Aaron Rodgers puts Davante Adams on catch and repeat in win over Bengals

NFL

CINCINNATI – Why Davante Adams isn’t the highest-paid receiver in the NFL is a question for another day. The one that must be asked after the Green Bay Packers receiver caught pass after pass on Sunday against the Cincinnati Bengals is this:

How does he keep doing this?

Play after play. Game after game. Season after season.

On another day when just about everyone in the stadium knew where Aaron Rodgers wanted to go with the football, another opponent found almost no way to stop him.

Adams caught 11 passes for a career-high 206 yards and a touchdown in the Packers’ improbable 25-22 overtime victory that included five missed field goals in the final couple of minutes in regulation and overtime. It was the most yards in a game by a Packers receiver in more than seven years and the team’s first 200-yard receiving game since Jordy Nelson’s 209 against the Jets in Week 2 of 2014.

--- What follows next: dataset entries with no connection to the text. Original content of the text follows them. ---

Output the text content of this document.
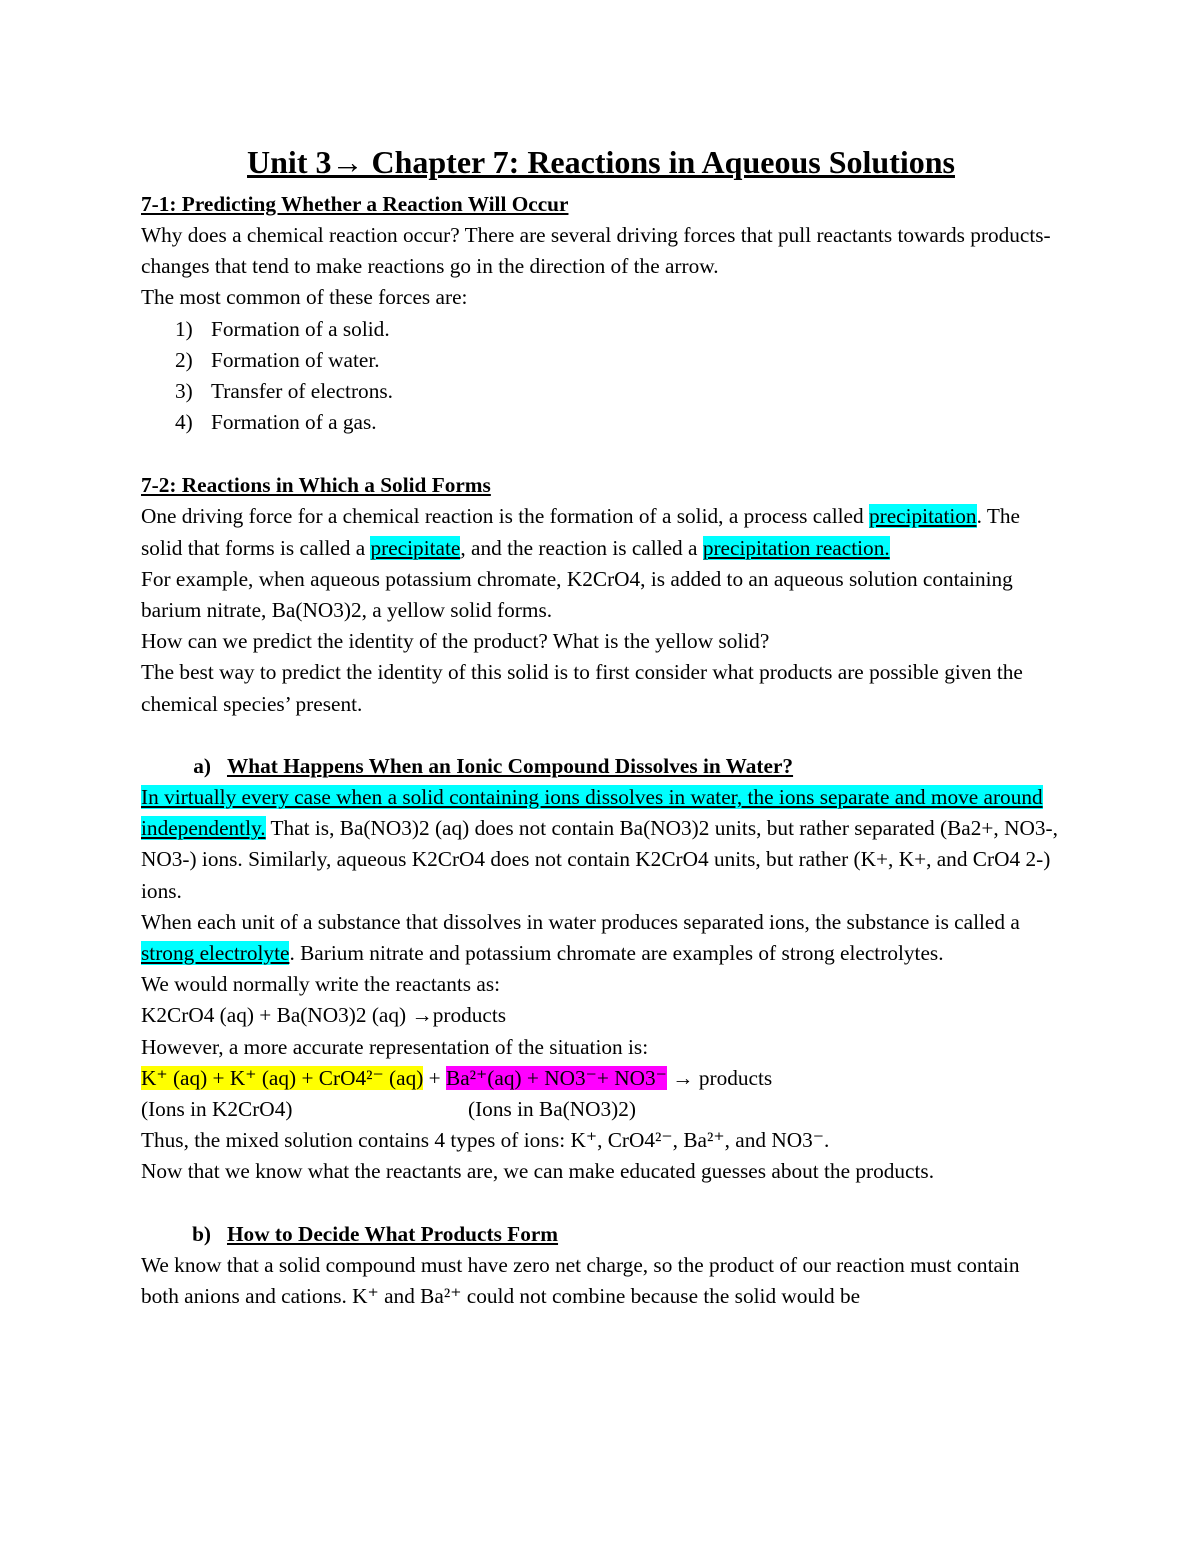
Unit 3→ Chapter 7: Reactions in Aqueous Solutions
7-1: Predicting Whether a Reaction Will Occur

Why does a chemical reaction occur? There are several driving forces that pull reactants towards products- changes that tend to make reactions go in the direction of the arrow.

The most common of these forces are:

1) Formation of a solid.
2) Formation of water.
3) Transfer of electrons.
4) Formation of a gas.
7-2: Reactions in Which a Solid Forms

One driving force for a chemical reaction is the formation of a solid, a process called precipitation. The solid that forms is called a precipitate, and the reaction is called a precipitation reaction.

For example, when aqueous potassium chromate, K2CrO4, is added to an aqueous solution containing barium nitrate, Ba(NO3)2, a yellow solid forms.

How can we predict the identity of the product? What is the yellow solid?

The best way to predict the identity of this solid is to first consider what products are possible given the chemical species’ present.

a) What Happens When an Ionic Compound Dissolves in Water?

In virtually every case when a solid containing ions dissolves in water, the ions separate and move around independently. That is, Ba(NO3)2 (aq) does not contain Ba(NO3)2 units, but rather separated (Ba2+, NO3-, NO3-) ions. Similarly, aqueous K2CrO4 does not contain K2CrO4 units, but rather (K+, K+, and CrO4 2-) ions.

When each unit of a substance that dissolves in water produces separated ions, the substance is called a strong electrolyte. Barium nitrate and potassium chromate are examples of strong electrolytes.

We would normally write the reactants as:

K2CrO4 (aq) + Ba(NO3)2 (aq) →products

However, a more accurate representation of the situation is:

K⁺ (aq) + K⁺ (aq) + CrO4²⁻ (aq) + Ba²⁺(aq) + NO3⁻+ NO3⁻ → products

(Ions in K2CrO4)	(Ions in Ba(NO3)2)

Thus, the mixed solution contains 4 types of ions: K⁺, CrO4²⁻, Ba²⁺, and NO3⁻.

Now that we know what the reactants are, we can make educated guesses about the products.

b) How to Decide What Products Form

We know that a solid compound must have zero net charge, so the product of our reaction must contain both anions and cations. K⁺ and Ba²⁺ could not combine because the solid would be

“I told at least three people outside the building – talking to family, one of my cousins, talking to my wife, I told her — ‘I feel like this could be my career high this game,’” Adams said. “So, either I’m clairvoyant or I know what I’m talking about.”

Clairvoyance might not be Adams’ only psychic ability.

Adams also claimed that during some of his catches he gets the feeling that he’s done the same thing before. Like on his 20-yard catch with seconds remaining in regulation to set up a potential game-winning field goal. It reminded him of what happened two weeks earlier in San Francisco, when Adams caught one over the middle to set up Mason Crosby’s 51-yard winning field goal. This time, Crosby missed from 51, but …

“I have this thing in games where I have déjà vu during the play,” Adams said. “It’s like a really weird thing.”

So weird that Adams once told fellow Packers receiver Marquez Valdes-Scantling that he thought something was wrong with him.

“I’ll catch a ball and as I’m catching a football I’ll subconsciously have a quick flashback to something that’s happened before,” Adams said. “I don’t know. It’s like some weird ‘That’s So Raven’ s—. But when I get in those moments, it kind of helps me, because I know I’ve been there before so I turned up field, I started trying to take it all the way, I just didn’t know who was on that back side.”

But on Sunday’s déjà-vu play, Adams still had the presence of mind to snap out of it and realize if he didn’t get down, Rodgers might not have time to get everyone set for a clock-stopping spike.

“I decided to get down and give myself up,” Adams said. “But obviously we didn’t put that one through, but he came through at the end.”

It doesn’t happen without Adams, who was targeted 16 times (12 more than Rodgers’ next-highest-targeted receiver).

The reigning four-time Pro Bowler, Adams last season set the franchise record with 115 catches and tied the team mark for most receiving touchdowns (18) in a season. In the process, he became the first player in NFL history with 100-plus catches and 18 touchdowns.

Sunday was Adams’ second double-digit catch game and third triple-digit receiving yards game in the first five weeks of the season. Through Sunday’s games, Adams leads all NFL receivers in receptions (42), targets (61) and yards (579).

While Rodgers said Adams rarely does anything that surprises him anymore, they did connect on a deep ball for Adams’ season-long catch of 59 yards in the fourth quarter.

“Even when you know that I’m probably going to him, he still finds a way to get open and makes a big catch and breaks a tackle,” Rodgers said. “The guy is a special player. We had some coverages we hadn’t expected or run those plays against over the last couple of years. Hit that deep ball, hadn’t hit that type of reaction on that play since 2009 at Arizona.”

Adams wasn’t the only one who felt like he was headed for a big day.

“I could feel him early and I could tell,” Packers coach Matt LaFleur said. “He’s a guy who’s hungry for the football and he shows good reason why. He’s got people draped all over him and it doesn’t matter. He finds a way to do it every time. There’s a reason he’s got that 99 rating in Madden. He is a baller. I don’t think there’s anybody better than him. We’re fortunate to have him.”

Adams said before the season that he deserves to be the NFL’s highest-paid receiver. Packers general manager Brian Gutekunst agreed, but they just can’t agree on what exactly defines the highest paid.

There’s also this: Does Adams want that to happen in Green Bay, where Rodgers’ future beyond this season is uncertain?

“It’s time to just …” Adams said before stopping himself. “I’m just catching balls now and just having fun. I’m not really thinking about that. That’s typically how it goes, but that’s not really my main focus when I’m out there.”

He’s too busy predicting his big games and having déjà vu in the middle of them.